Re: [INDOLOGY] question on Bṛhat sāman
hr at IVS.EDU
Sat Jul 20 16:00:19 UTC 2013
On Jul 19, 2013, at 8:35 PM, Dipak Bhattacharya <dbhattacharya200498 at YAHOO.COM> wrote:
> Dear Mr. Resnick,
> I am sorry that I forgot to reply to your second query. I planned a reply but found little time and then the matter slipped from my mind.. It is more regrettable because in 1984 I had raised the issue of a Brahmana based interpretation of the Vedic ritual against one based on the mantras cited in the Srautasuutras. The Brhat and Rathantara were the illustrations where a Brahmana based interpretation could be misleading. Please see Mythological and ritual symbolism SPB Calcutta 1984:137-138. I caution you that Klaus Mylius wrongly remarked that I had taken the idea of a sutra based interpretation from Renou. You will yourself see the difference from Renou. I have no hesitation in saying that both Mylius (JIP 1989) and Karel Werner (JRAS 1987) were disappointed that they could not determine what I my intention was. I admit my short comings, but your question will be answered.

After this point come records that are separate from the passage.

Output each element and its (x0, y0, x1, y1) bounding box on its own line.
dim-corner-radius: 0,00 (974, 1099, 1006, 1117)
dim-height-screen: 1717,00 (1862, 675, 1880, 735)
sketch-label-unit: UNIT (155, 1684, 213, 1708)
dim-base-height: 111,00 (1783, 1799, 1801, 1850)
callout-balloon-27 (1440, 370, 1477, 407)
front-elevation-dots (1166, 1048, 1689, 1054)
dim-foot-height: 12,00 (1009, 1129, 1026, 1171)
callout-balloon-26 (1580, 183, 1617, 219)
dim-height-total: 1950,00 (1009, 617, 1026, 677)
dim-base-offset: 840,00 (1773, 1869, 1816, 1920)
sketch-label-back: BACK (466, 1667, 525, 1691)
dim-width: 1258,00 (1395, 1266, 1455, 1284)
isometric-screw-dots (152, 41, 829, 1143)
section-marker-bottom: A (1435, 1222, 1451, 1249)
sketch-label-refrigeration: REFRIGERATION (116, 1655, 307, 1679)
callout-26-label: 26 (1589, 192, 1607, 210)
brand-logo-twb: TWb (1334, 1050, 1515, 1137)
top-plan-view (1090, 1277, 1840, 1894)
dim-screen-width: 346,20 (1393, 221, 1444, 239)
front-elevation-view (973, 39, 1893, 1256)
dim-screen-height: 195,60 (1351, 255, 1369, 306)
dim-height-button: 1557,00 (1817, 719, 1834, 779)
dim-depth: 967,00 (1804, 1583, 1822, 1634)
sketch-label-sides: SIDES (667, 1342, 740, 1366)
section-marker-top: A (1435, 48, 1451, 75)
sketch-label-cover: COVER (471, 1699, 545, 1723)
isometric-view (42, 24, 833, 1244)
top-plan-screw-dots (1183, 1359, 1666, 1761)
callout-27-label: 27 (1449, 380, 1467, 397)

> From: Howard Resnick <hr at IVS.EDU>
> To: "Moore Gerety, Finnian" <fmgerety at fas.harvard.edu>
> Cc: Indology List <indology at list.indology.info>
> Sent: Saturday, 20 July 2013 4:04 AM
> Subject: Re: [INDOLOGY] question on Bṛhat sāman
> Thank you very much for this valuable information. I appreciate it.
> Best wishes,
> On Jul 19, 2013, at 1:35 PM, "Moore Gerety, Finnian" <fmgerety at fas.harvard.edu> wrote:
>> Thanks to the Brāhmaṇa obsession with making correlations/identifications/correspondences, you can get some idea of what the Bṛhat represents in the Veda by examining the entities with which it is correlated. The Bṛhat and Rathantara are treated as a pair in some of these passages, so that you also get an idea of the entities to which each is opposed. For example (PB 7.6.17, trans. Caland): B is the mind, R voice; B is the melody, R the verse; B is expiration, R is inspiration; B is yonder world, R is this world.
>> Caland's translation of the Pañcaviṃśa-Brāhmaṇa has an index of sāman names, so you can easily find all the passages that mention Bṛhat. The Jaiminīya-Brāhmaṇa also has a lot to say about the Bṛhat; an accessible example is in Caland's Das Jaiminīya-Brāhmaṇa in Auswahl § 25 (p32).
>> Finnian Moore Gerety
>> Doctoral Candidate
>> Department of South Asian Studies
>> Harvard University
>> On 16-Jul-2013, at 3:53 PM, Howard Resnick wrote:
>>> Thank you very much. Do you know why these verses were called the "Great Saman", brhat-saman?
>>> On Jul 16, 2013, at 2:09 AM, Dipak Bhattacharya <dbhattacharya200498 at yahoo.com> wrote:
>>>> Bṛhat and Rathantara are considered two important sāmans in the Pañcaviṃśabrāhmaṇa. Bṛhat is based on RV.6.46.1,2. See PB 5.1.10ff, 5.2.1,8.9.11 etc.
>>>> From: Howard Resnick <hr at ivs.edu>
>>>> To: Indology List <indology at list.indology.info>
>>>> Sent: Tuesday, 16 July 2013 3:42 AM
>>>> Subject: [INDOLOGY] question
>>>> In Bhagavad-gita 10.35, Krsna says, "Of sAmans, I am bRhat-sAman…"
>>>> Could someone kindly explain exactly what the bRhat-sAman is?